I took a day off yesterday. Got a cheap train to London and spent the journey reading Michael Eaton’s excellent BFI Classic about ‘Our Friends In The North’, Peter Flannery’s brilliant 1997 TV drama series that BBC4 have just begun a repeat showing of (I rewatched the whole thing on DVD over a week last year and it holds up incredibly well). Then I wandered round the Tate Modern, soundtracking the rehung artworks with my iPod (a live orchestral ‘Atom Heart Mother’ was rather more impressive than the Whiteread white boxes, while the Dexy’s Midnight Runners worked surprisingly well with the surrealists. Bowie’s ‘Low’ didn’t quite mix with Rothko). Then a quick bit of bookshopping on the Charing Cross Road (one shop had a set of Bernard Malamud first editions. I bought a nice copy of ‘Idiot’s First’, one of his best short story collections, but couldn’t afford the pristine copies of his first two novels). Only one shop had any Bill James in stock (no, not the sadly depleted crime specialist ‘Murder One’, but Foyles) an out of print paperback of his fourth Harper and Iles novel, ‘Protection’. His is by far the best ongoing crime series in the UK, yet nobody publishes it in paperback any more. Why?

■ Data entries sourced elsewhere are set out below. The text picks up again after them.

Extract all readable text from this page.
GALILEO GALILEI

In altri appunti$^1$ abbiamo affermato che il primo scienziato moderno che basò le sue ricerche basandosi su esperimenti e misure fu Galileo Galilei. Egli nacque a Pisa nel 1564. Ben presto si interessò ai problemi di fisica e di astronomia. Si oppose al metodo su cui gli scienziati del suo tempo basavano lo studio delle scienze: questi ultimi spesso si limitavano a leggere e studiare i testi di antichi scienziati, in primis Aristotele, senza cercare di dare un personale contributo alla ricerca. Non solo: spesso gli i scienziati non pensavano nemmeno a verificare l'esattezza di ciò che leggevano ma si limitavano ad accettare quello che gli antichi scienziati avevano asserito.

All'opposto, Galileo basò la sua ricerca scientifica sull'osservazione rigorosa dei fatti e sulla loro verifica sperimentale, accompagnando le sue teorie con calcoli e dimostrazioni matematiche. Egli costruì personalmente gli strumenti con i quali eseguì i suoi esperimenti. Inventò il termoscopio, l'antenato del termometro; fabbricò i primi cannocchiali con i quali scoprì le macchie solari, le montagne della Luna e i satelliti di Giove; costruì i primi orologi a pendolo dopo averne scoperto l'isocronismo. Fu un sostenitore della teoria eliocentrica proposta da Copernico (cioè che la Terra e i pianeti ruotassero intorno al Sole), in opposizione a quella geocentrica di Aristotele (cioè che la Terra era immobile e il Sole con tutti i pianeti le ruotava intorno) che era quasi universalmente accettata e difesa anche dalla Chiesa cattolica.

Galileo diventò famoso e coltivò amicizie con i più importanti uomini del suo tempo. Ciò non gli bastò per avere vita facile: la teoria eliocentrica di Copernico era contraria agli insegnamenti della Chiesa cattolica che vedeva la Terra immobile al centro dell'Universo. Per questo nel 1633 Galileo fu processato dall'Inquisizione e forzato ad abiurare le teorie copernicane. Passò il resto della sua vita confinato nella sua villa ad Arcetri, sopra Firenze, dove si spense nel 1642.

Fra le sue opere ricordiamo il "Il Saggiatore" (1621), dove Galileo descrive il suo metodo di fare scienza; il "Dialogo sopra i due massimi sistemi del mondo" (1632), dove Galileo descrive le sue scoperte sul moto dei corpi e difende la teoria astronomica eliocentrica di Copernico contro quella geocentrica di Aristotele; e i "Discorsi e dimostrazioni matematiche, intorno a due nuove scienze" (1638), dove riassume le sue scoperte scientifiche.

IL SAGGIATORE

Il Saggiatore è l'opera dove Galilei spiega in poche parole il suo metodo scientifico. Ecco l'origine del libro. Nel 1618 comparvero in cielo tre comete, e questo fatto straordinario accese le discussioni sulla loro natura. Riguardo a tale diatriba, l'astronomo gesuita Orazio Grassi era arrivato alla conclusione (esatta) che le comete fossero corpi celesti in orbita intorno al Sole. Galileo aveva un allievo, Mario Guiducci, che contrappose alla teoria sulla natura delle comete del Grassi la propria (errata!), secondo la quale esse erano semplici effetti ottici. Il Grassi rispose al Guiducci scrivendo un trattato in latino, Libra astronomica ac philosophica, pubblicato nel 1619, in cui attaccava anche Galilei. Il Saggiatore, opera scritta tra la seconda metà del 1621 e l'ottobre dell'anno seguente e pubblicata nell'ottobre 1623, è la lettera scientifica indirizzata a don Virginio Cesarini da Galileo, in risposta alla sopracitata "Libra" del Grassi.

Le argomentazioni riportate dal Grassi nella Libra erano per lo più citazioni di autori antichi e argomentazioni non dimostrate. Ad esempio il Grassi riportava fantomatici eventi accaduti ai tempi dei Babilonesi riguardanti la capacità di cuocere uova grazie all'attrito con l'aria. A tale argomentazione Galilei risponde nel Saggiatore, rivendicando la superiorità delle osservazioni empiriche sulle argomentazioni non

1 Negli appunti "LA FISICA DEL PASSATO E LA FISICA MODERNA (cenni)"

Then it was on to the Groucho club for the launch of the Ultimate Teenage Book Guide, a magnificent compendium edited by Daniel Hahn, Leonie Flynn and Susan Reuben. It contains several essays and reviews of over 700 novels suitable for teenage readers (a mix of YA and ‘adult’ novels). I wrote several entries (and Neil Arksey wrote a kind one of one of my novels – I’ll leave you to find out which) and Kevin Brooks greeted me with how pleased he was that I’d written about Ed McBain. Drink flowed, including a pink David Almond cocktail (unfortunately David was on a plane back from New York that didn’t arrive in time for him to sample this concoction of vodka, peach juice and champagne, with a rose petal on top).

Anyway, it was a great do, and the writers I spoke to included Julia Green, Matt Whyman, Philip Reeve, Celia Rees, Matt Thorne, Melvin Burgess, Tim Bowler, Jeanne Willis, Graham Marks and ooh, loads of other people, sorry to those I’ve missed out but, you know, drink was involved. It was a particular pleasure to meet Elizabeth Laird, whose novel ‘A Little Piece Of Ground’ I’m a great admirer of. And there were a bunch of editors and the like who it was good to catch up with. Danny Hahn made a very nice speech that concluded with a tribute to one of the contributors, the great novelist Jan Mark, who died suddenly last month. I’d been looking forward to meeting Jan, and now I never will.